Aux arbres
Victor Hugo (1802-85)
Aux arbres
Arbres de la forêt, vous connaissez mon âme!
Au gré des envieux, la foule loue et blâme ;
Vous me connaissez, vous! - vous m'avez vu souvent,
Seul dans vos profondeurs, regardant et rêvant.
Vous le savez, la pierre où court un scarabée,
Une humble goutte d'eau de fleur en fleur tombée,
Un nuage, un oiseau, m'occupent tout un jour.
La contemplation m'emplit le coeur d'amour.
Vous m'avez vu cent fois, dans la vallée obscure,
Avec ces mots que dit l'esprit à la nature,
Questionner tout bas vos rameaux palpitants,
Et du même regard poursuivre en même temps,
Pensif, le front baissé, l'oeil dans l'herbe profonde,
L'étude d'un atome et l'étude du monde.
Attentif à vos bruits qui parlent tous un peu,
Arbres, vous m'avez vu fuir l'homme et chercher Dieu!
Feuilles qui tressaillez à la pointe des branches,
Nids dont le vent au loin sème les plumes blanches,
Clairières, vallons verts, déserts sombres et doux,
Vous savez que je suis calme et pur comme vous.
Comme au ciel vos parfums, mon culte à Dieu s'élance,
Et je suis plein d'oubli comme vous de silence!
La haine sur mon nom répand en vain son fiel ;
Toujours, - je vous atteste, ô bois aimés du ciel! -
J'ai chassé loin de moi toute pensée amère,
Et mon coeur est encor tel que le fit ma mère!
Arbres de ces grands bois qui frissonnez toujours,
Je vous aime, et vous, lierre au seuil des autres sourds,
Ravins où l'on entend filtrer les sources vives,
Buissons que les oiseaux pillent, joyeux convives!
Quand je suis parmi vous, arbres de ces grands bois,
Dans tout ce qui m'entoure et me cache à la fois,
Dans votre solitude où je rentre en moi-même,
Je sens quelqu'un de grand qui m'écoute et qui m'aime!
Aussi, taillis sacrés où Dieu même apparaît,
Arbres religieux, chênes, mousses, forêt,
Forêt! c'est dans votre ombre et dans votre mystère,
C'est sous votre branchage auguste et solitaire,
Que je veux abriter mon sépulcre ignoré,
Et que je veux dormir quand je m'endormirai.To the Trees
You forest trees, how well you know my mind!
The envious crowd is raucous and unkind;
You know my soul!

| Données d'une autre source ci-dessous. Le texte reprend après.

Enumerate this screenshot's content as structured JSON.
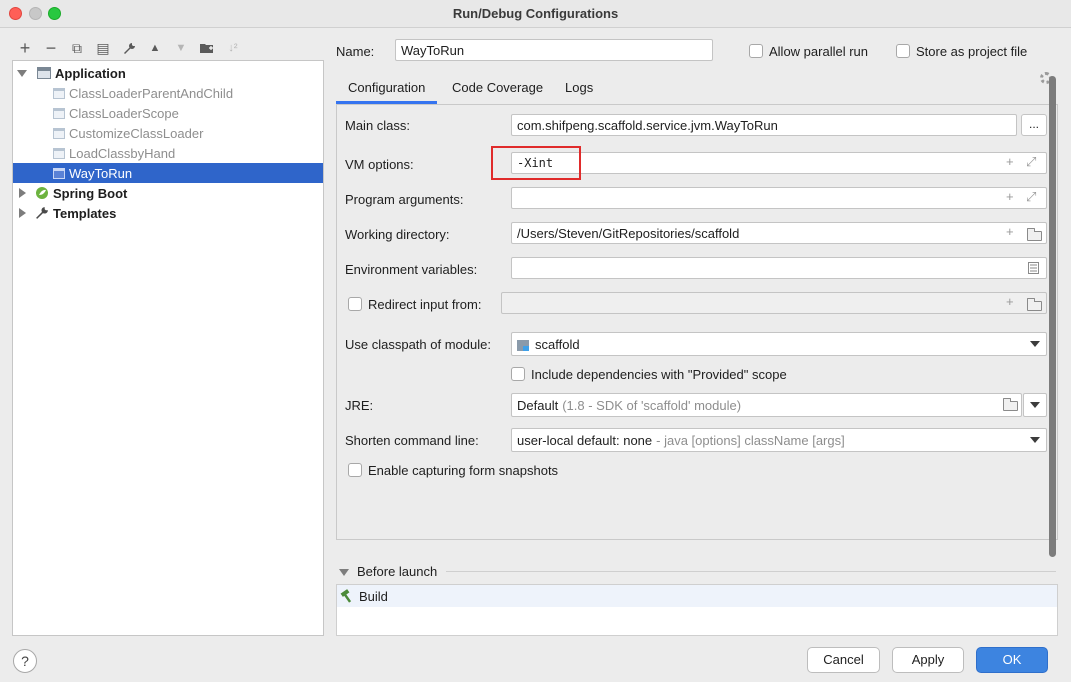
{
  "window": {
    "title": "Run/Debug Configurations"
  },
  "toolbar": {
    "add": "+",
    "remove": "−",
    "copy": "⧉",
    "save": "▤",
    "edit": "🔧",
    "up": "▲",
    "down": "▼",
    "folder": "📁",
    "sort": "↓²"
  },
  "tree": {
    "application": "Application",
    "items": [
      "ClassLoaderParentAndChild",
      "ClassLoaderScope",
      "CustomizeClassLoader",
      "LoadClassbyHand",
      "WayToRun"
    ],
    "spring_boot": "Spring Boot",
    "templates": "Templates"
  },
  "header": {
    "name_label": "Name:",
    "name_value": "WayToRun",
    "allow_parallel": "Allow parallel run",
    "store_project": "Store as project file"
  },
  "tabs": [
    "Configuration",
    "Code Coverage",
    "Logs"
  ],
  "config": {
    "main_class_label": "Main class:",
    "main_class_value": "com.shifpeng.scaffold.service.jvm.WayToRun",
    "more_btn": "...",
    "vm_label": "VM options:",
    "vm_value": "-Xint",
    "prog_args_label": "Program arguments:",
    "prog_args_value": "",
    "workdir_label": "Working directory:",
    "workdir_value": "/Users/Steven/GitRepositories/scaffold",
    "env_label": "Environment variables:",
    "env_value": "",
    "redirect_label": "Redirect input from:",
    "classpath_label": "Use classpath of module:",
    "classpath_value": "scaffold",
    "include_deps": "Include dependencies with \"Provided\" scope",
    "jre_label": "JRE:",
    "jre_value": "Default",
    "jre_detail": "(1.8 - SDK of 'scaffold' module)",
    "shorten_label": "Shorten command line:",
    "shorten_value": "user-local default: none",
    "shorten_detail": "- java [options] className [args]",
    "capture_label": "Enable capturing form snapshots"
  },
  "before_launch": {
    "title": "Before launch",
    "items": [
      "Build"
    ]
  },
  "buttons": {
    "help": "?",
    "cancel": "Cancel",
    "apply": "Apply",
    "ok": "OK"
  },
  "colors": {
    "selection": "#2f65ca",
    "accent": "#3d84e0",
    "highlight_box": "#e02b2b"
  }
}
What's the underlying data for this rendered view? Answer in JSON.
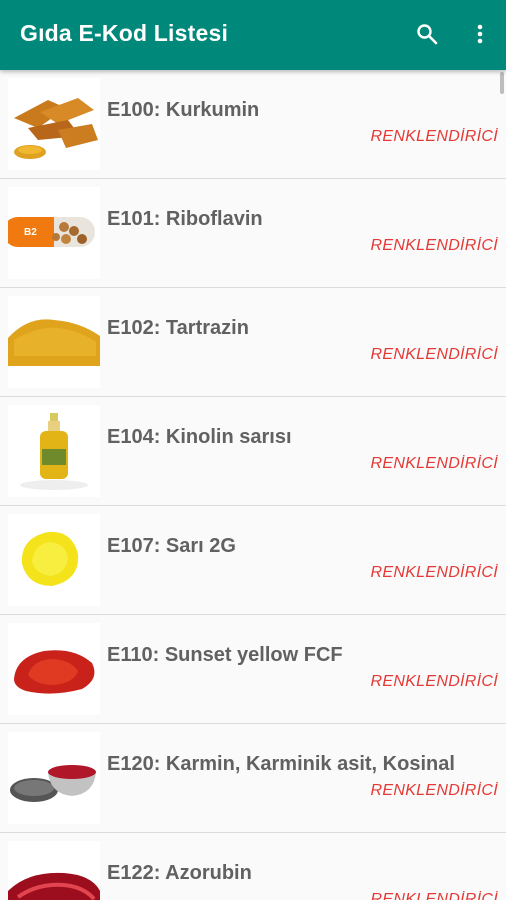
{
  "appbar": {
    "title": "Gıda E-Kod Listesi",
    "accent": "#00897b",
    "icons": [
      "search-icon",
      "overflow-menu-icon"
    ]
  },
  "items": [
    {
      "name": "E100: Kurkumin",
      "category": "RENKLENDİRİCİ"
    },
    {
      "name": "E101: Riboflavin",
      "category": "RENKLENDİRİCİ"
    },
    {
      "name": "E102: Tartrazin",
      "category": "RENKLENDİRİCİ"
    },
    {
      "name": "E104: Kinolin sarısı",
      "category": "RENKLENDİRİCİ"
    },
    {
      "name": "E107: Sarı 2G",
      "category": "RENKLENDİRİCİ"
    },
    {
      "name": "E110: Sunset yellow FCF",
      "category": "RENKLENDİRİCİ"
    },
    {
      "name": "E120: Karmin, Karminik asit, Kosinal",
      "category": "RENKLENDİRİCİ"
    },
    {
      "name": "E122: Azorubin",
      "category": "RENKLENDİRİCİ"
    }
  ],
  "colors": {
    "category_text": "#e53935",
    "name_text": "#616161"
  }
}
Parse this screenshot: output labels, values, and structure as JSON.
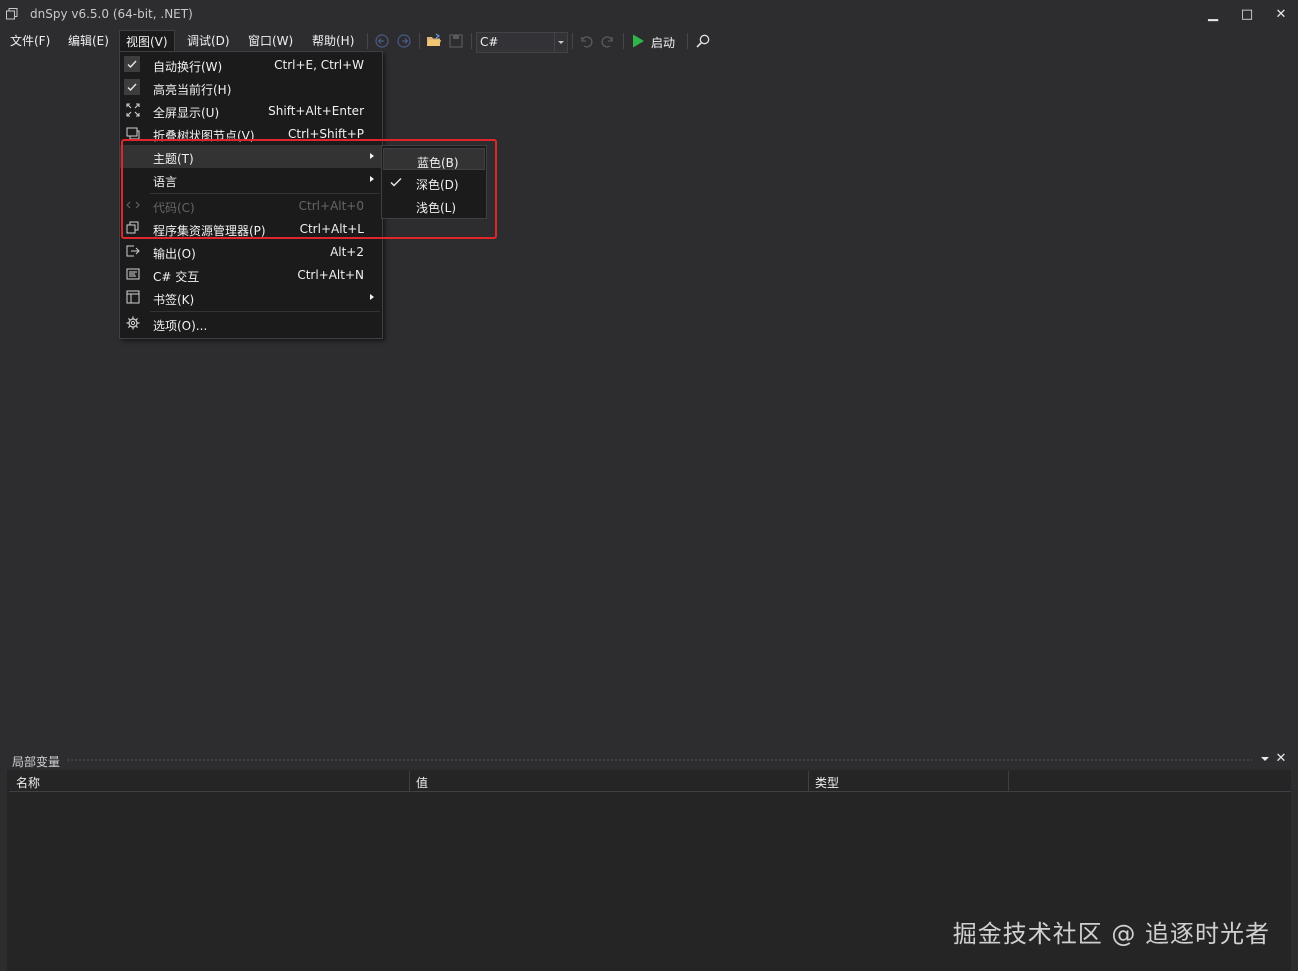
{
  "window": {
    "title": "dnSpy v6.5.0 (64-bit, .NET)",
    "minimize_glyph": "▁",
    "maximize_glyph": "□",
    "close_glyph": "✕"
  },
  "menubar": {
    "file": "文件(F)",
    "edit": "编辑(E)",
    "view": "视图(V)",
    "debug": "调试(D)",
    "window": "窗口(W)",
    "help": "帮助(H)"
  },
  "toolbar": {
    "language": "C#",
    "run_label": "启动",
    "icons": [
      "back-icon",
      "forward-icon",
      "open-folder-icon",
      "save-icon",
      "undo-icon",
      "redo-icon",
      "play-icon",
      "search-icon"
    ],
    "run_color": "#2fb54a"
  },
  "view_menu": {
    "items": [
      {
        "label": "自动换行(W)",
        "shortcut": "Ctrl+E, Ctrl+W",
        "checked": true
      },
      {
        "label": "高亮当前行(H)",
        "shortcut": "",
        "checked": true
      },
      {
        "label": "全屏显示(U)",
        "shortcut": "Shift+Alt+Enter",
        "icon": "fullscreen-icon"
      },
      {
        "label": "折叠树状图节点(V)",
        "shortcut": "Ctrl+Shift+P",
        "icon": "collapse-tree-icon"
      },
      {
        "label": "主题(T)",
        "submenu": true
      },
      {
        "label": "语言",
        "submenu": true
      },
      {
        "label": "代码(C)",
        "shortcut": "Ctrl+Alt+0",
        "disabled": true,
        "icon": "code-icon"
      },
      {
        "label": "程序集资源管理器(P)",
        "shortcut": "Ctrl+Alt+L",
        "icon": "assembly-explorer-icon"
      },
      {
        "label": "输出(O)",
        "shortcut": "Alt+2",
        "icon": "output-icon"
      },
      {
        "label": "C# 交互",
        "shortcut": "Ctrl+Alt+N",
        "icon": "csharp-interactive-icon"
      },
      {
        "label": "书签(K)",
        "submenu": true,
        "icon": "bookmark-icon"
      },
      {
        "label": "选项(O)...",
        "icon": "gear-icon"
      }
    ]
  },
  "theme_submenu": {
    "items": [
      {
        "label": "蓝色(B)",
        "checked": false
      },
      {
        "label": "深色(D)",
        "checked": true
      },
      {
        "label": "浅色(L)",
        "checked": false
      }
    ]
  },
  "annotation": {
    "color": "#e0262a"
  },
  "locals_panel": {
    "title": "局部变量",
    "columns": [
      "名称",
      "值",
      "类型"
    ],
    "close_glyph": "✕"
  },
  "watermark": "掘金技术社区 @ 追逐时光者"
}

You’ve seen me as I’ve gone
Gazing and musing in your depths alone:
You know the outcrop that the beetle scours,
The humble raindrop falling through the flowers,
A bird, a cloud: all day I cannot move,
As contemplation fills my heart with love.
Often you’ve seen me, in the shady glen,
Find words to put to nature from the brain,
Quietly questioning your trembling boughs;
Then, equable, and simultaneous,
Pensive, head down, eyes on the leaves of grass,
I quiz the atom and the universe.
Trees, in your sounds I hear your every word:
Through you, I flee from man and seek the Lord!
You leaves that quiver at a branch’s end,
Nests whose white feathers journey on the wind,
Clearings, green vales, wild places, bane or balm,
You know that, just like you, I’m pure and calm.
My prayers climb to heaven like your fragrance;
My skill is to forget, as yours is silence!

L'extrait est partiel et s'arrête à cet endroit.